Lawrence Wilkerson: And that’s not something we qualified, that’s not something where we said, “Oh, that’s a little part of it we don’t agree with, but we’ll still be a signatory.”

Andy Worthington: And that, of course, explains why it was crucial in the OLC memos to redefine torture so that torture wasn’t happening.

Lawrence Wilkerson: Right.

Andy Worthington: I mean, why would you do that unless you know that it was illegal?

Lawrence Wilkerson: Yes, and to me that’s why so many people kept saying, “We don’t torture.” They had to get that on the record that this is what they believed, because that was the legal opinion that they had. Now the man who, to me, brings all of this together more than Cheney himself, because he has one foot in the legal camp — and I must admit it’s a fairly brilliant foot — and he has one foot in the operator camp, that’s David Addington. That is to say, Addington was very influential, maybe to the point of maximally influential with that idiot Gonzales, and everything that flowed from Gonzales, both when he was Bush’s Counsel and when he was Attorney General, and was also influential through his connection with Libby, and Libby’s ability to coordinate the interagency group that essentially worked for the Vice President — not for the President but for the Vice President. Addington was both the Zawahiri and the bin Laden.

Andy Worthington: What a fabulous analogy that is.

Lawrence Wilkerson: David’s a strange person. When he was working for Cheney, when Cheney was Secretary of Defense, we in the uniformed military used to refer to him as “Weird David.”

Andy Worthington: Yes, well he was just in the right place to push everything where it shouldn’t have gone after 9/11,wasn’t he?

Lawrence Wilkerson: He was perfectly placed.

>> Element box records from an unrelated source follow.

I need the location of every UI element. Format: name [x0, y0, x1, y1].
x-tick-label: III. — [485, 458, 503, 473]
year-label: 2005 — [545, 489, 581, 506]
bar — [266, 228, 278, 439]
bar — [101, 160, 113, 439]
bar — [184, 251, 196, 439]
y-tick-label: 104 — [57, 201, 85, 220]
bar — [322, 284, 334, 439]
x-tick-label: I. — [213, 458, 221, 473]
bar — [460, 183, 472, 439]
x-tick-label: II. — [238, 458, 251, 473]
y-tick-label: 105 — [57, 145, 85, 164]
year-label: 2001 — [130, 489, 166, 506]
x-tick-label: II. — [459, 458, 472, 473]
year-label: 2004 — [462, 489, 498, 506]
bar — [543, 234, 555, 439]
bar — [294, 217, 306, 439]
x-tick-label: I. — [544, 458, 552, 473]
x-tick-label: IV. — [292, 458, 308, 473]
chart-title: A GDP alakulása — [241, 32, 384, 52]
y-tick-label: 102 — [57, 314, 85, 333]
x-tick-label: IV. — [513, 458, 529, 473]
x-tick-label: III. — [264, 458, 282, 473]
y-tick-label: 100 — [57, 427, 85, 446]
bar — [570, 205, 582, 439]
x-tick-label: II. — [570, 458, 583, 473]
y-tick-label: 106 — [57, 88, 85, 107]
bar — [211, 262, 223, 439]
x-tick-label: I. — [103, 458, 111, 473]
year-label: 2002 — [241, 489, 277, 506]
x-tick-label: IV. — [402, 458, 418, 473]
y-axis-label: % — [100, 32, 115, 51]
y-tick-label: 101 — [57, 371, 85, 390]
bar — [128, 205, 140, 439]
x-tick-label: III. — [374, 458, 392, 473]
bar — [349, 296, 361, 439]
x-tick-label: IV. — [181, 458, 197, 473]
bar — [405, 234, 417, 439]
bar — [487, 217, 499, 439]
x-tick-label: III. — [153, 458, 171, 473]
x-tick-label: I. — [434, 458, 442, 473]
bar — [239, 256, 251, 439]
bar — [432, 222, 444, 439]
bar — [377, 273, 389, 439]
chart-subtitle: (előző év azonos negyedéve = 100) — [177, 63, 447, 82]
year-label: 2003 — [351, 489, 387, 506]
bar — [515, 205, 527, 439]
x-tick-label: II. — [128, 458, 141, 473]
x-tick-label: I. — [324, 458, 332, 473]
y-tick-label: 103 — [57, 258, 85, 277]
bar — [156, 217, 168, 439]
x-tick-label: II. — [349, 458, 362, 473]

He and Libby both. They were perfectly placed.

Andy Worthington: But it is extraordinary the lack of public accountability and the absolute significance of Addington’s role in all those years. I mean, I can’t think of another period in American history when somebody who was working for the Vice President so often actually seemed to be running the show.

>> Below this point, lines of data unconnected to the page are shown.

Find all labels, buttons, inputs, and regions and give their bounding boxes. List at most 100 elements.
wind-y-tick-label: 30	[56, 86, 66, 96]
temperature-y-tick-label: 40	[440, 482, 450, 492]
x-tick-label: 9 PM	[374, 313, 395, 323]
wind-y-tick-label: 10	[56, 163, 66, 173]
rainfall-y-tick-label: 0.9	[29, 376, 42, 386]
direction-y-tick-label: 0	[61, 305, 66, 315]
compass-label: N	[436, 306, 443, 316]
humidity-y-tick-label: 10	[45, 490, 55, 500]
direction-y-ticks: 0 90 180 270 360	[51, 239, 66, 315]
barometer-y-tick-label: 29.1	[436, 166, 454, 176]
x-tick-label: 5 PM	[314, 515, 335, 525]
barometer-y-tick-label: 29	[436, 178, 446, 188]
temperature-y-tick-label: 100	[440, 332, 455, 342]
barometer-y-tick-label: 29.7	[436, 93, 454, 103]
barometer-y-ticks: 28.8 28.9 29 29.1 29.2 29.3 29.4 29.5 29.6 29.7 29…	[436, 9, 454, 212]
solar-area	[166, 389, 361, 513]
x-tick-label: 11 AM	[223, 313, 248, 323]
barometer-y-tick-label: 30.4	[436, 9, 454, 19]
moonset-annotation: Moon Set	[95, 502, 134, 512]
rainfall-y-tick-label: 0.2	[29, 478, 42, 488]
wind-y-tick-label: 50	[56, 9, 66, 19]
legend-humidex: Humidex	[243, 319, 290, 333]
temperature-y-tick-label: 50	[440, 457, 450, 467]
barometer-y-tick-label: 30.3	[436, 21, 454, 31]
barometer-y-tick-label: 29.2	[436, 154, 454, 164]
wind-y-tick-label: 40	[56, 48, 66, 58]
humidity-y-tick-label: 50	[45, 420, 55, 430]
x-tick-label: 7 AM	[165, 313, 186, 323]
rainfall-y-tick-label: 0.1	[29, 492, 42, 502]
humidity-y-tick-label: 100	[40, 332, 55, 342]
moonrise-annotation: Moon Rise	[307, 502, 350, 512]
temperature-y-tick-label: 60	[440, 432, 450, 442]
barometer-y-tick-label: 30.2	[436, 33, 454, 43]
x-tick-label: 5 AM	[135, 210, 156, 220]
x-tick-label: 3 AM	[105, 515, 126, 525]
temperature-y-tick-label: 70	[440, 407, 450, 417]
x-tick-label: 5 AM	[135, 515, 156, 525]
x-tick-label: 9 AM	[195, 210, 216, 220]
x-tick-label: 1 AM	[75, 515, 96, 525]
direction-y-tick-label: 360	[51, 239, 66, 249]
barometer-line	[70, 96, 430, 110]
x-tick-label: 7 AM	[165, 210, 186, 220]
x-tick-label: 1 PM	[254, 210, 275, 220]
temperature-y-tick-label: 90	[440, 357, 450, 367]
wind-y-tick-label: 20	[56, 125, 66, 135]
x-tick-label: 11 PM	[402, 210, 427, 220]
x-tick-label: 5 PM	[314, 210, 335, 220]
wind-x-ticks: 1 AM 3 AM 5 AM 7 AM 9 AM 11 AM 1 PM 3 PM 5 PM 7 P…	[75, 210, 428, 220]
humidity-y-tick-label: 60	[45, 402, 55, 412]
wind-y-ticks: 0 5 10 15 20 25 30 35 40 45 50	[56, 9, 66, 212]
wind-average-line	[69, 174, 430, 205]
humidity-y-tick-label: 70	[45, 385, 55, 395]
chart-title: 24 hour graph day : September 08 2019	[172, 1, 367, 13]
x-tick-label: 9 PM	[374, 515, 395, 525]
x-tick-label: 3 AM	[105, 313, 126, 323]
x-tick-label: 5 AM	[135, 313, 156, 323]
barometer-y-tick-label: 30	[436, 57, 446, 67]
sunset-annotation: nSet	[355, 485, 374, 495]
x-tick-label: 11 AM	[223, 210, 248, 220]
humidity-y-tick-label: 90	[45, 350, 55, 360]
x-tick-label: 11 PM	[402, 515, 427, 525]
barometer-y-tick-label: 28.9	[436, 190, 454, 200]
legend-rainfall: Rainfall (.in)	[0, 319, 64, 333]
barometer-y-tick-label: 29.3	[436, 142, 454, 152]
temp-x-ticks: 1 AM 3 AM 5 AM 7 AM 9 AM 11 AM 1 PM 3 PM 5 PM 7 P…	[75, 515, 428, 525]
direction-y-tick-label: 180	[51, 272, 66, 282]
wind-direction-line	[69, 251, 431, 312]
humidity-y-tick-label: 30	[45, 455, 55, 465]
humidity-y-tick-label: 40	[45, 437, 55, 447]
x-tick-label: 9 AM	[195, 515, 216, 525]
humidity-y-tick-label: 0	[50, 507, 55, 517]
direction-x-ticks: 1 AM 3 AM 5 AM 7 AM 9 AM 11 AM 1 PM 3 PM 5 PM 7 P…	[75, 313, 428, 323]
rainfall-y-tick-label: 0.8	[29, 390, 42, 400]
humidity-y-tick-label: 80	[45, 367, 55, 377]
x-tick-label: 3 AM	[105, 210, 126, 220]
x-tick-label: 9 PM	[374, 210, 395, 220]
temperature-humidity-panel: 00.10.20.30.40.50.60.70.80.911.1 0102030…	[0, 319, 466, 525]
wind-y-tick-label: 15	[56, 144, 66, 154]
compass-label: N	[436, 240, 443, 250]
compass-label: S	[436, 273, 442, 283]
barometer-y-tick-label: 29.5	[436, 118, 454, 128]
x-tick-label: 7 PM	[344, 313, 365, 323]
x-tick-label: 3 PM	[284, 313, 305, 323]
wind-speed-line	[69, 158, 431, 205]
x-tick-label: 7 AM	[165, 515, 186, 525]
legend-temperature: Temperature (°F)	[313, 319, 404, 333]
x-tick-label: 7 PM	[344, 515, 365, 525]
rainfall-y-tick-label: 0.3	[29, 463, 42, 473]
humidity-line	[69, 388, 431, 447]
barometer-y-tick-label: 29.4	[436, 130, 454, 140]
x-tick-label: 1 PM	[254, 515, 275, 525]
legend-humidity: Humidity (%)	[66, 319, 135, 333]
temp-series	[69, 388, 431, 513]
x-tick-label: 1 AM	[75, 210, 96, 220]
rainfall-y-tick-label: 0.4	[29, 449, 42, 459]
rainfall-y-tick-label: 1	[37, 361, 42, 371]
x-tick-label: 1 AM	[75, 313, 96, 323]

Lawrence Wilkerson: It is extraordinary with regard to the Office of the Vice President. I mean, it’s hard to go back and find anybody ever in that position who gathered to himself as much power as Dick Cheney did.

Andy Worthington: Sure.

Lawrence Wilkerson: I mean, I can find places where Alexander Hamilton as aide-de-camp to George Washington was as influential as George Washington was during a specific instance at a specific time or a specific date, but it wasn’t something that pertained throughout Washington’s command of the continental armies or his Presidency.

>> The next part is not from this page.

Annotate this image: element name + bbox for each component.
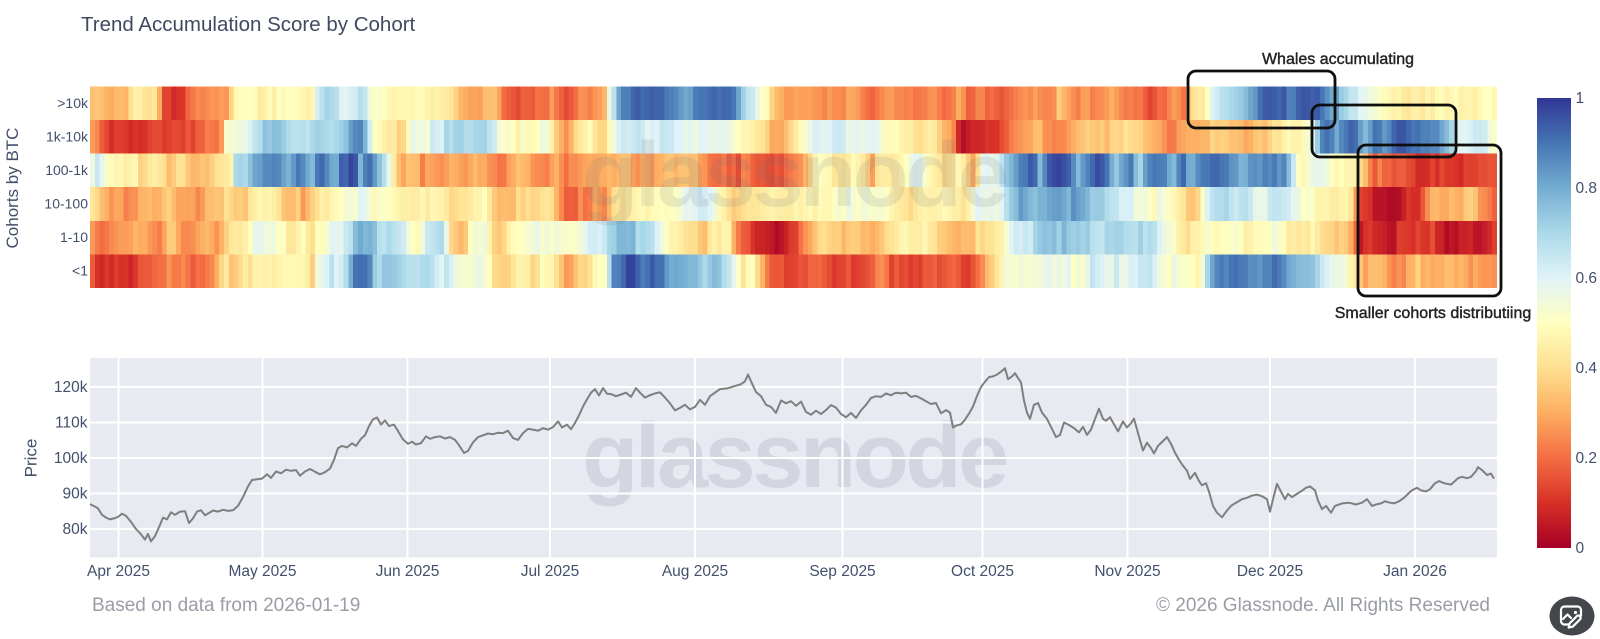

Andy Worthington: And I think earlier, when you were saying about Colin Powell telling the President in January 2005 –

Lawrence Wilkerson: January 13, 2005.

Andy Worthington: — that he had no idea of the scale of what was going on, that was an insight for me into how the President really didn’t know who was actually running the show.

Lawrence Wilkerson: The sad thing is that, until early January 2004, I’m not sure we did either. I understood that there was a team, I understood it was highly placed and probably under the Vice President, I understood that it was membered in almost every aspect of the interagency group that dealt with national security, I understood they had a strategy, I understood they were ruthless in carrying out that strategy, and I understood that I was a day late and a dollar short, because they’d beaten me to the marketplace. But it took me a while to figure that out. I even figured out that they were reading my emails, but I wasn’t reading theirs.

Andy Worthington: Well, I’m sure, but I suppose why wouldn’t it when they were so obsessively secretive? And on that note, I guess I’ll let you get on. It’s been a real pleasure meeting you here on the phone and talking to you, and I’m sure those who read this interview will be grateful that you took the time to do so.